The company I work as a contractor for has been acquired by a big international company and the way it works is that all employees (including contractors, as we were considered employees) get an offer to join the new company as a full-time employee, and we can accept or refuse it.

In all the documents that came with the offer, there are policies and rules that mention that my work hours will be 8am-6pm, including an hour lunch break and a mandatory hour of overtime, which makes for a week of 45 hours minimum.

I know that overtime is included in the total salary but is it legal to force mandatory overtime?

Another mention is that the company reserves itself the rights to request that I transfer to another location, within Japan or outside.

If they decided to send me abroad, is that legal or would my only choices be to accept or resign?

5 comments
  1. The standard answer is to take the offer and start looking for something better. In fact, always be looking.

  2. Are you a seishain? Wouldn’t harm to check your options with your local labor office or union, if you have one. You may be entitled to stay on current terms and therefore negotiate a severance payment.

  3. Mandatory overtime is legal if an employee representative from the office signs off on the Article 36 Agreement. If you’re joining an existing office, they probably have one in place already for this year (it’s renewed annually). There are additional legal limits to overtime like 15h/week and 360h/year but those wouldn’t apply to you.

    Sending you abroad is legal, especially if it’s written in the contract you’re about to sign. That’s the trade-off for job security. You can try to fight it if it’s not justified by business requirements (e.g., they’re using it as retaliation against you) or you have reasons like an only child taking care of a sick parent in Japan.

  4. See a lawyer about your rights. Several years ago the company I worked for was acquired. The new owners made the rounds bullying people into signing new contracts accepting lesser conditions. I and another person refused to sign the new contract. We were fired. We sued for wrongful dismissal. We won and since the company didn’t want troublemakers like us back, they wound up paying us close to 2 years pay not to come back. Always check your rights before signing anything and get a verified translation if you’re signing something in Japanese.

  5. Try and negotiate something different. If they say no, they say no. It can’t hurt to ask.

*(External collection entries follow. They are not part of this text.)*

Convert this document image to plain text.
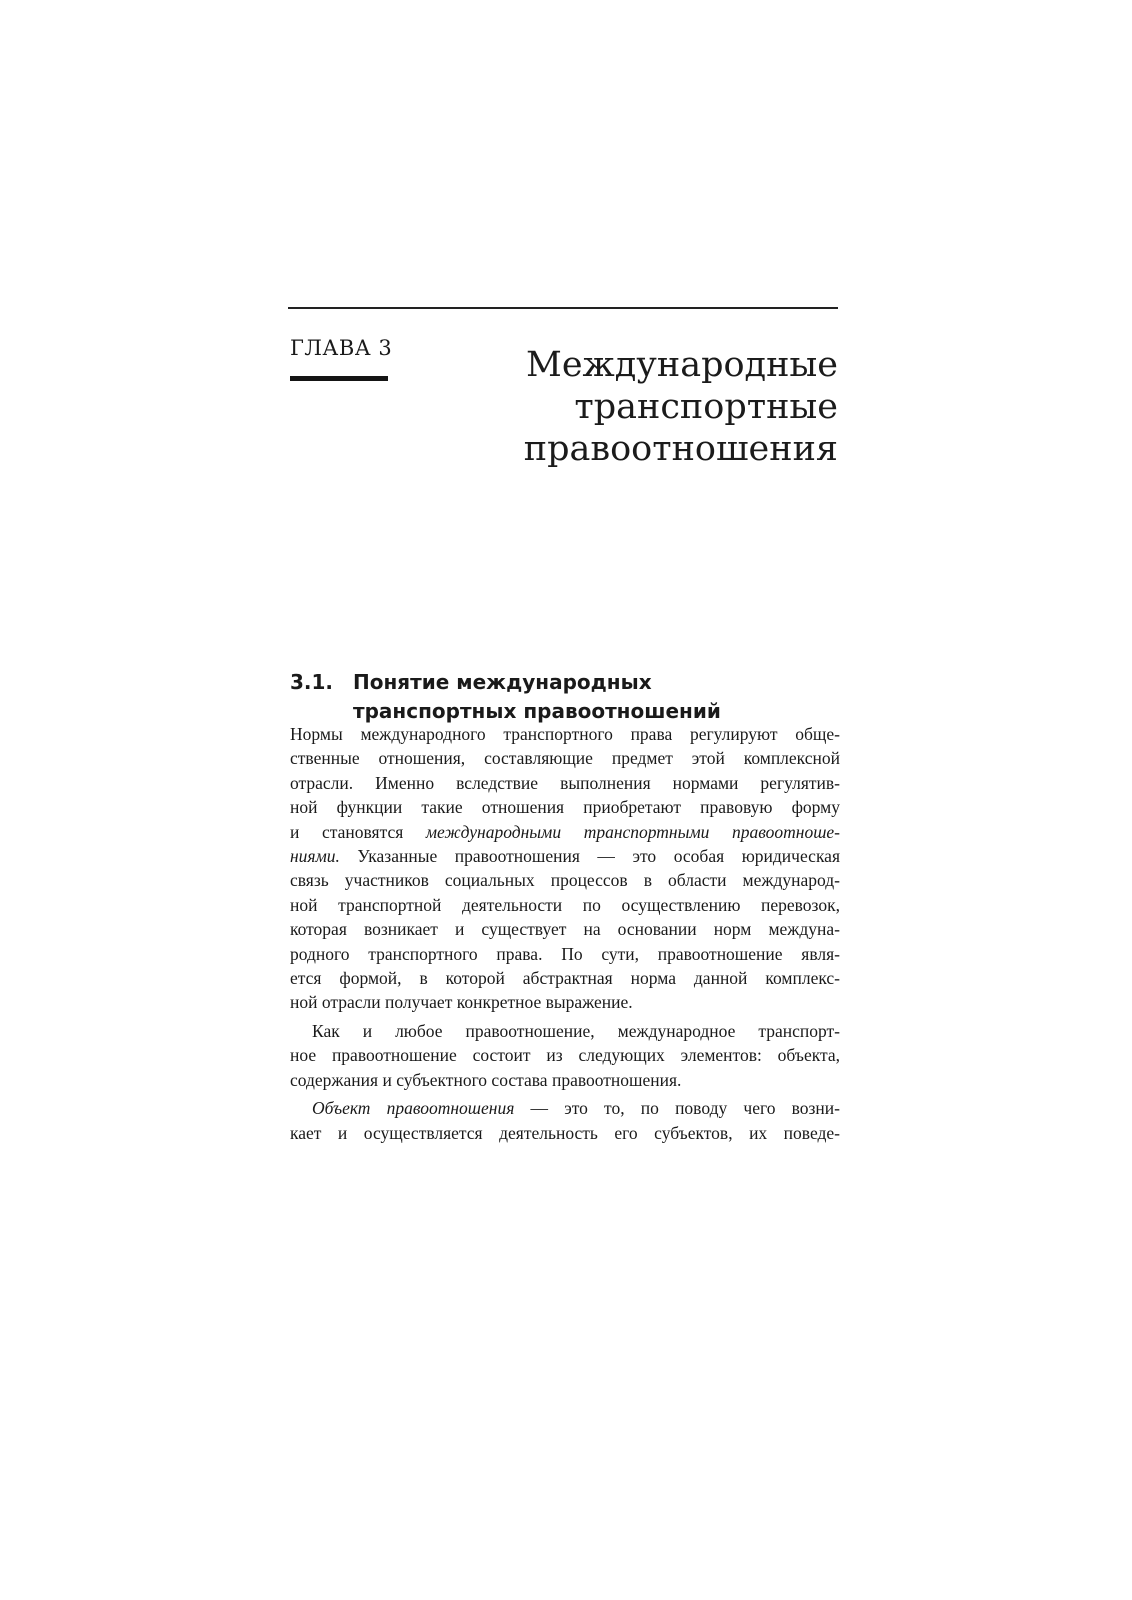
ГЛАВА 3	Международные
транспортные
правоотношения
3.1. Понятие международных
транспортных правоотношений
Нормы международного транспортного права регулируют обще-
ственные отношения, составляющие предмет этой комплексной
отрасли. Именно вследствие выполнения нормами регулятив-
ной функции такие отношения приобретают правовую форму
и становятся международными транспортными правоотноше-
ниями. Указанные правоотношения — это особая юридическая
связь участников социальных процессов в области международ-
ной транспортной деятельности по осуществлению перевозок,
которая возникает и существует на основании норм междуна-
родного транспортного права. По сути, правоотношение явля-
ется формой, в которой абстрактная норма данной комплекс-
ной отрасли получает конкретное выражение.
Как и любое правоотношение, международное транспорт-
ное правоотношение состоит из следующих элементов: объекта,
содержания и субъектного состава правоотношения.
Объект правоотношения — это то, по поводу чего возни-
кает и осуществляется деятельность его субъектов, их поведе-
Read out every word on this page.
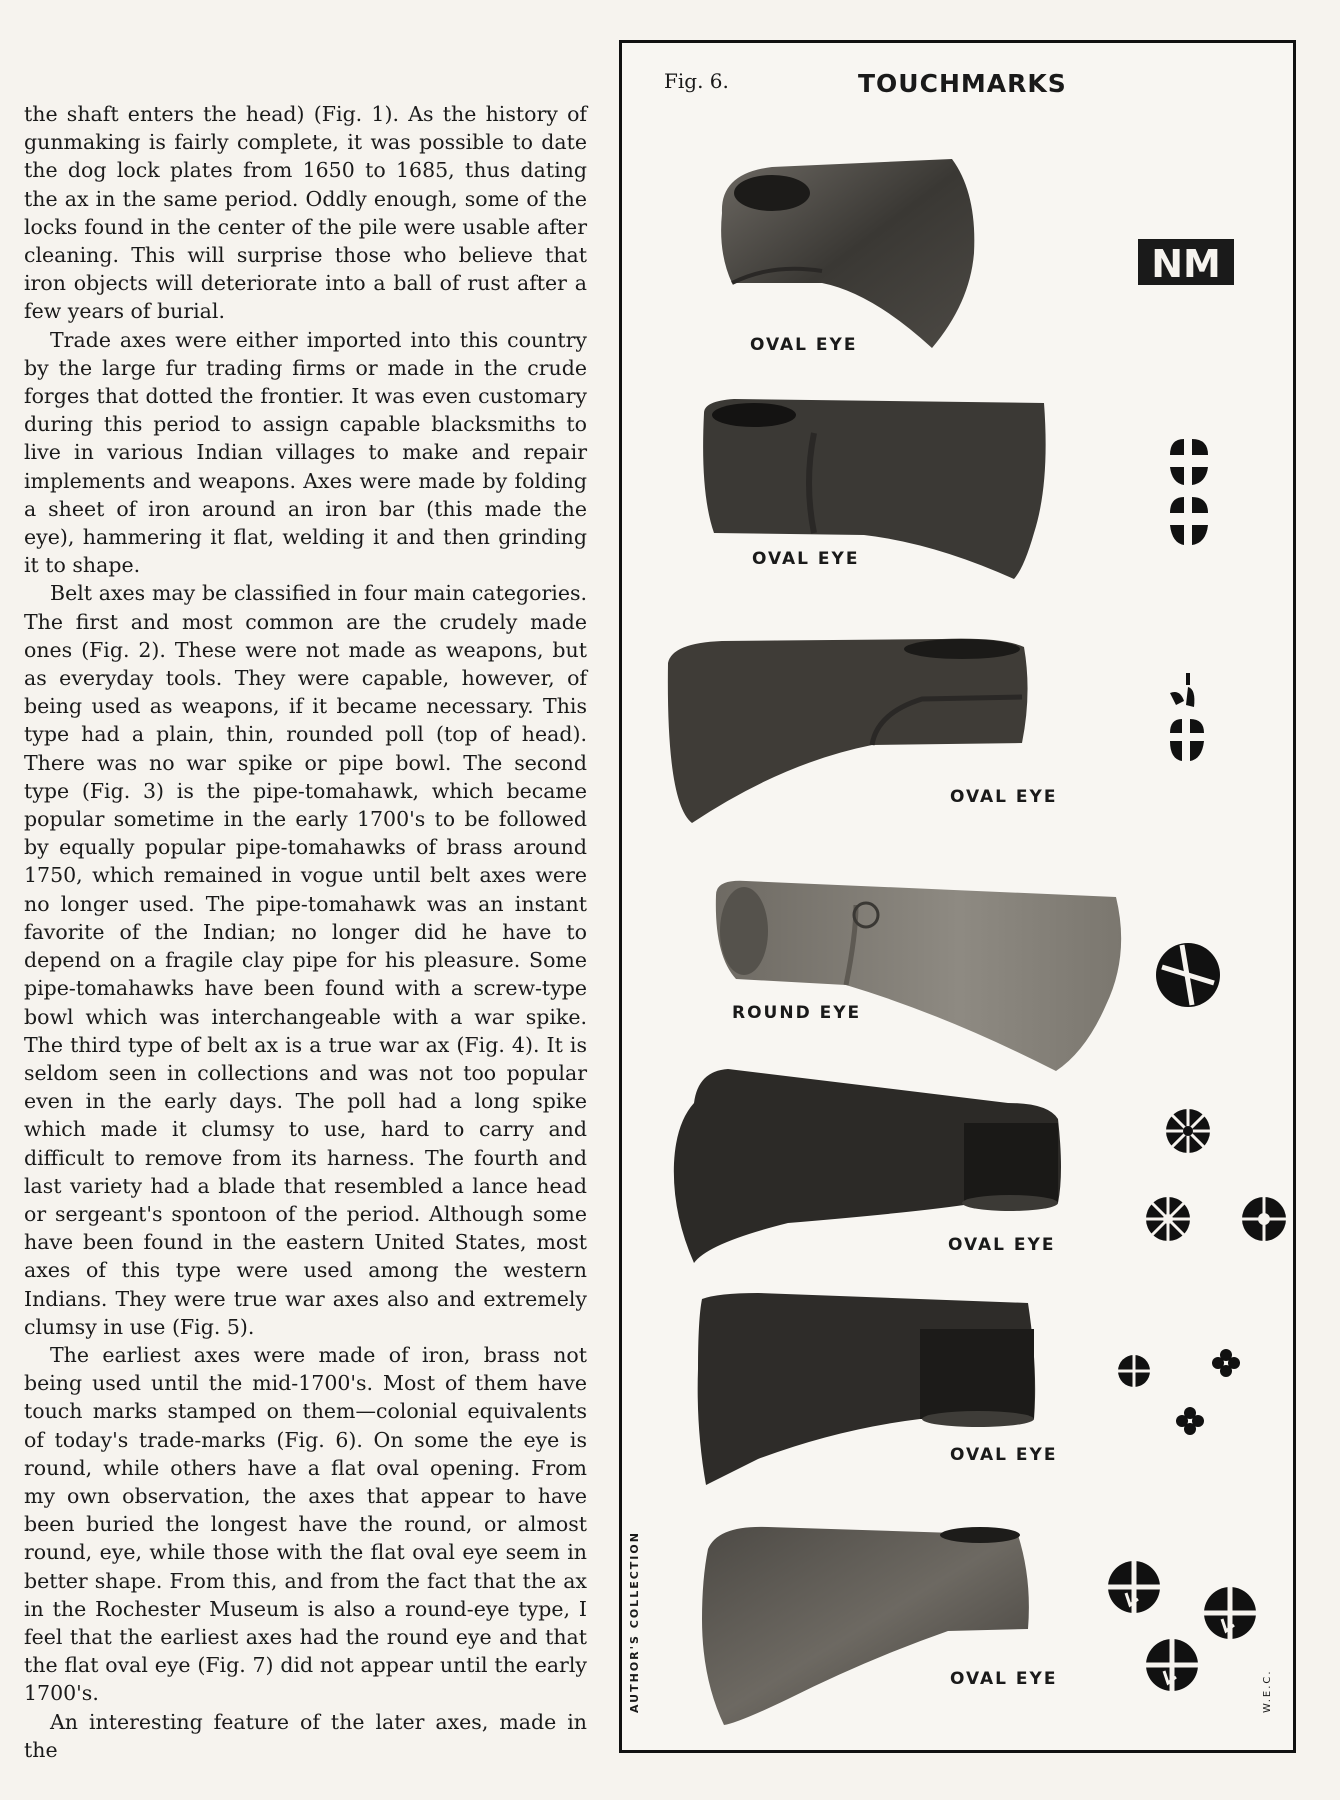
the shaft enters the head) (Fig. 1). As the history of gunmaking is fairly complete, it was possible to date the dog lock plates from 1650 to 1685, thus dating the ax in the same period. Oddly enough, some of the locks found in the center of the pile were usable after cleaning. This will surprise those who believe that iron objects will deteriorate into a ball of rust after a few years of burial.

Trade axes were either imported into this country by the large fur trading firms or made in the crude forges that dotted the frontier. It was even customary during this period to assign capable blacksmiths to live in various Indian villages to make and repair implements and weapons. Axes were made by folding a sheet of iron around an iron bar (this made the eye), hammering it flat, welding it and then grinding it to shape.

Belt axes may be classified in four main categories. The first and most common are the crudely made ones (Fig. 2). These were not made as weapons, but as everyday tools. They were capable, however, of being used as weapons, if it became necessary. This type had a plain, thin, rounded poll (top of head). There was no war spike or pipe bowl. The second type (Fig. 3) is the pipe-tomahawk, which became popular sometime in the early 1700's to be followed by equally popular pipe-tomahawks of brass around 1750, which remained in vogue until belt axes were no longer used. The pipe-tomahawk was an instant favorite of the Indian; no longer did he have to depend on a fragile clay pipe for his pleasure. Some pipe-tomahawks have been found with a screw-type bowl which was interchangeable with a war spike. The third type of belt ax is a true war ax (Fig. 4). It is seldom seen in collections and was not too popular even in the early days. The poll had a long spike which made it clumsy to use, hard to carry and difficult to remove from its harness. The fourth and last variety had a blade that resembled a lance head or sergeant's spontoon of the period. Although some have been found in the eastern United States, most axes of this type were used among the western Indians. They were true war axes also and extremely clumsy in use (Fig. 5).

The earliest axes were made of iron, brass not being used until the mid-1700's. Most of them have touch marks stamped on them—colonial equivalents of today's trade-marks (Fig. 6). On some the eye is round, while others have a flat oval opening. From my own observation, the axes that appear to have been buried the longest have the round, or almost round, eye, while those with the flat oval eye seem in better shape. From this, and from the fact that the ax in the Rochester Museum is also a round-eye type, I feel that the earliest axes had the round eye and that the flat oval eye (Fig. 7) did not appear until the early 1700's.

An interesting feature of the later axes, made in the

Fig. 6.	TOUCHMARKS
OVAL EYE
NM
OVAL EYE
OVAL EYE
ROUND EYE
OVAL EYE
OVAL EYE
OVAL EYE
AUTHOR'S COLLECTION	W.E.C.
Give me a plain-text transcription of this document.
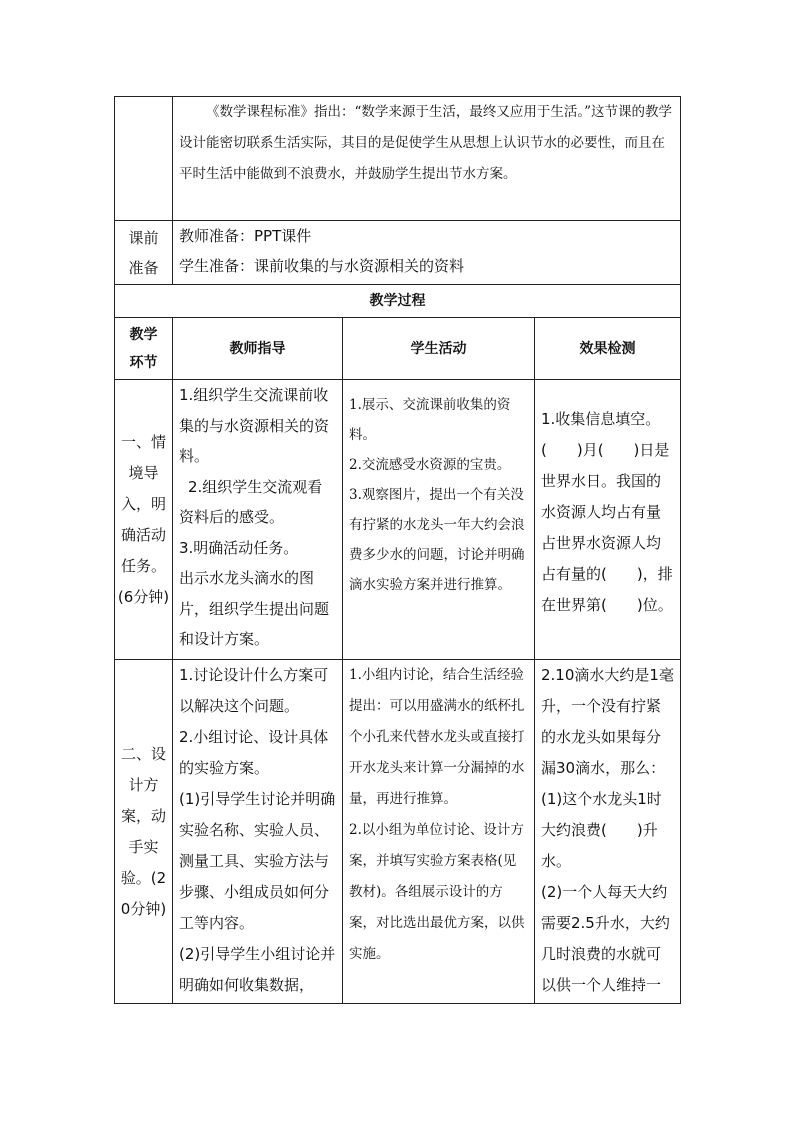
	《数学课程标准》指出：“数学来源于生活，最终又应用于生活。”这节课的教学设计能密切联系生活实际，其目的是促使学生从思想上认识节水的必要性，而且在平时生活中能做到不浪费水，并鼓励学生提出节水方案。		

课前
准备	教师准备：PPT课件
学生准备：课前收集的与水资源相关的资料		

教学过程			

教学
环节	教师指导	学生活动	效果检测
一、情境导入，明确活动任务。(6分钟)	1.组织学生交流课前收集的与水资源相关的资料。
2.组织学生交流观看资料后的感受。
3.明确活动任务。
出示水龙头滴水的图片，组织学生提出问题和设计方案。	1.展示、交流课前收集的资料。
2.交流感受水资源的宝贵。
3.观察图片，提出一个有关没有拧紧的水龙头一年大约会浪费多少水的问题，讨论并明确滴水实验方案并进行推算。	1.收集信息填空。
(　　)月(　　)日是世界水日。我国的水资源人均占有量占世界水资源人均占有量的(　　)，排在世界第(　　)位。

二、设计方案，动手实验。(20分钟)	1.讨论设计什么方案可以解决这个问题。
2.小组讨论、设计具体的实验方案。
(1)引导学生讨论并明确实验名称、实验人员、测量工具、实验方法与步骤、小组成员如何分工等内容。
(2)引导学生小组讨论并明确如何收集数据，	1.小组内讨论，结合生活经验提出：可以用盛满水的纸杯扎个小孔来代替水龙头或直接打开水龙头来计算一分漏掉的水量，再进行推算。
2.以小组为单位讨论、设计方案，并填写实验方案表格(见教材)。各组展示设计的方案，对比选出最优方案，以供实施。	2.10滴水大约是1毫升，一个没有拧紧的水龙头如果每分漏30滴水，那么：
(1)这个水龙头1时大约浪费(　　)升水。
(2)一个人每天大约需要2.5升水，大约几时浪费的水就可以供一个人维持一
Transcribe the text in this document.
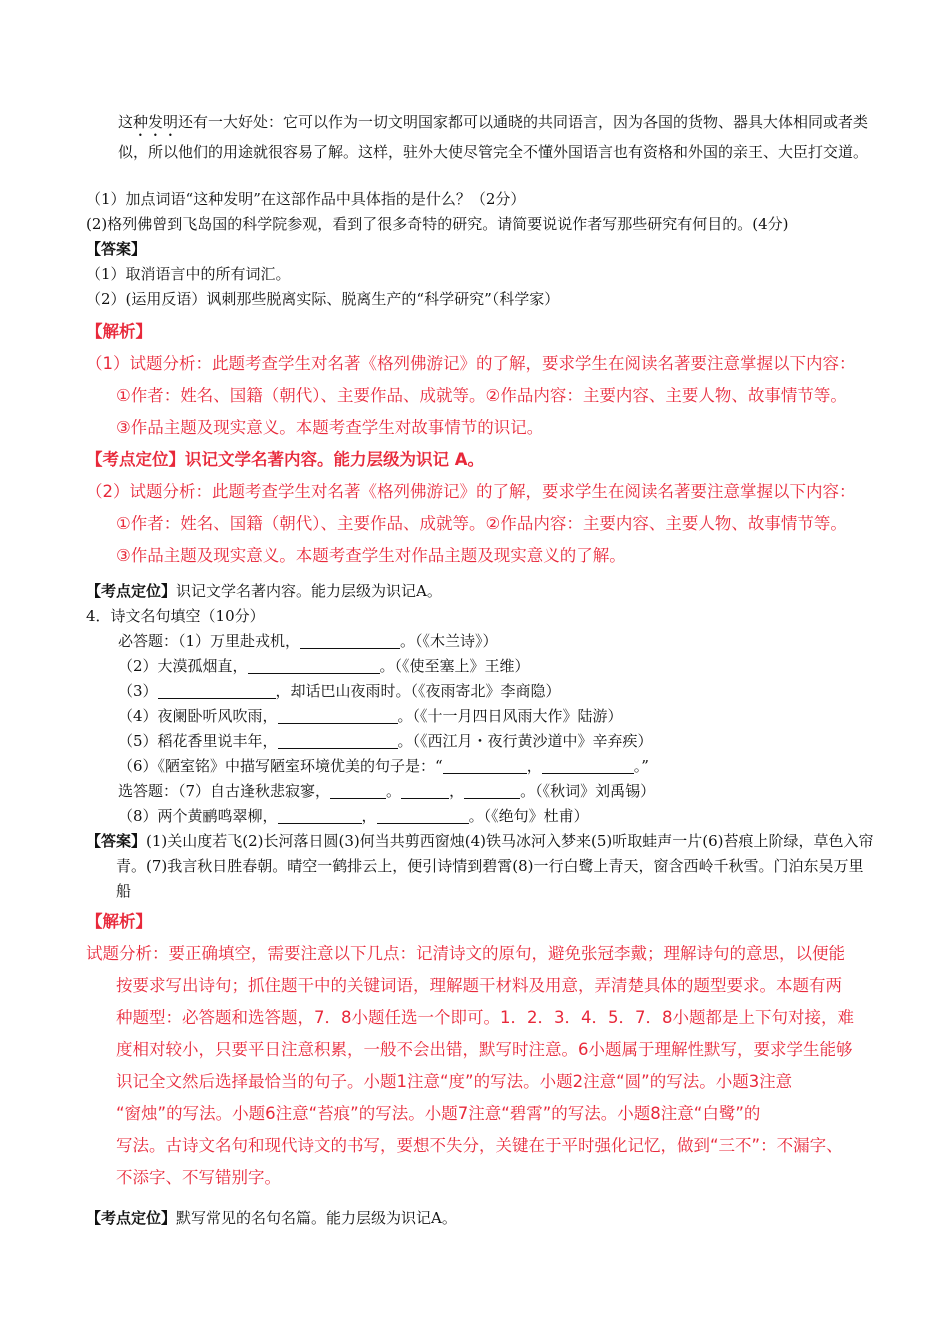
这种发明还有一大好处：它可以作为一切文明国家都可以通晓的共同语言，因为各国的货物、器具大体相同或者类似，所以他们的用途就很容易了解。这样，驻外大使尽管完全不懂外国语言也有资格和外国的亲王、大臣打交道。

（1）加点词语“这种发明”在这部作品中具体指的是什么？（2分）

(2)格列佛曾到飞岛国的科学院参观，看到了很多奇特的研究。请简要说说作者写那些研究有何目的。(4分)

【答案】

（1）取消语言中的所有词汇。

（2）(运用反语）讽刺那些脱离实际、脱离生产的“科学研究”（科学家）

【解析】

（1）试题分析：此题考查学生对名著《格列佛游记》的了解，要求学生在阅读名著要注意掌握以下内容：

①作者：姓名、国籍（朝代）、主要作品、成就等。②作品内容：主要内容、主要人物、故事情节等。

③作品主题及现实意义。本题考查学生对故事情节的识记。

【考点定位】识记文学名著内容。能力层级为识记 A。

（2）试题分析：此题考查学生对名著《格列佛游记》的了解，要求学生在阅读名著要注意掌握以下内容：

①作者：姓名、国籍（朝代）、主要作品、成就等。②作品内容：主要内容、主要人物、故事情节等。

③作品主题及现实意义。本题考查学生对作品主题及现实意义的了解。

【考点定位】识记文学名著内容。能力层级为识记A。

4．诗文名句填空（10分）

必答题：（1）万里赴戎机，	。（《木兰诗》）

（2）大漠孤烟直，	。（《使至塞上》王维）

（3）	，却话巴山夜雨时。（《夜雨寄北》李商隐）

（4）夜阑卧听风吹雨，	。（《十一月四日风雨大作》陆游）

（5）稻花香里说丰年，	。（《西江月・夜行黄沙道中》辛弃疾）

（6）《陋室铭》中描写陋室环境优美的句子是：“	，	。”

选答题：（7）自古逢秋悲寂寥，	。	，	。（《秋词》刘禹锡）

（8）两个黄鹂鸣翠柳，	，	。（《绝句》杜甫）

【答案】(1)关山度若飞(2)长河落日圆(3)何当共剪西窗烛(4)铁马冰河入梦来(5)听取蛙声一片(6)苔痕上阶绿，草色入帘青。(7)我言秋日胜春朝。晴空一鹤排云上，便引诗情到碧霄(8)一行白鹭上青天，窗含西岭千秋雪。门泊东吴万里船

【解析】

试题分析：要正确填空，需要注意以下几点：记清诗文的原句，避免张冠李戴；理解诗句的意思，以便能

按要求写出诗句；抓住题干中的关键词语，理解题干材料及用意，弄清楚具体的题型要求。本题有两

种题型：必答题和选答题，7．8小题任选一个即可。1．2．3．4．5．7．8小题都是上下句对接，难

度相对较小，只要平日注意积累，一般不会出错，默写时注意。6小题属于理解性默写，要求学生能够

识记全文然后选择最恰当的句子。小题1注意“度”的写法。小题2注意“圆”的写法。小题3注意

“窗烛”的写法。小题6注意“苔痕”的写法。小题7注意“碧霄”的写法。小题8注意“白鹭”的

写法。古诗文名句和现代诗文的书写，要想不失分，关键在于平时强化记忆，做到“三不”：不漏字、

不添字、不写错别字。

【考点定位】默写常见的名句名篇。能力层级为识记A。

    Or you could be sneaky and make changes to the contract paper yourself like 9am to 6pm, 1 hour lunchtime, no mandatory overtime. Just do the 2 lines through the parts you don’t like, hanko/sign each change, and send it off. If HR accepts it without checking, which is very possible if there are lots of documents coming in with the change, the contract is valid and they can’t retaliate against you as you both agreed to it. If they catch it, just say you changed it to meet your current schedule or something? May be retaliation there though so it’s up to you if you want to take the risk.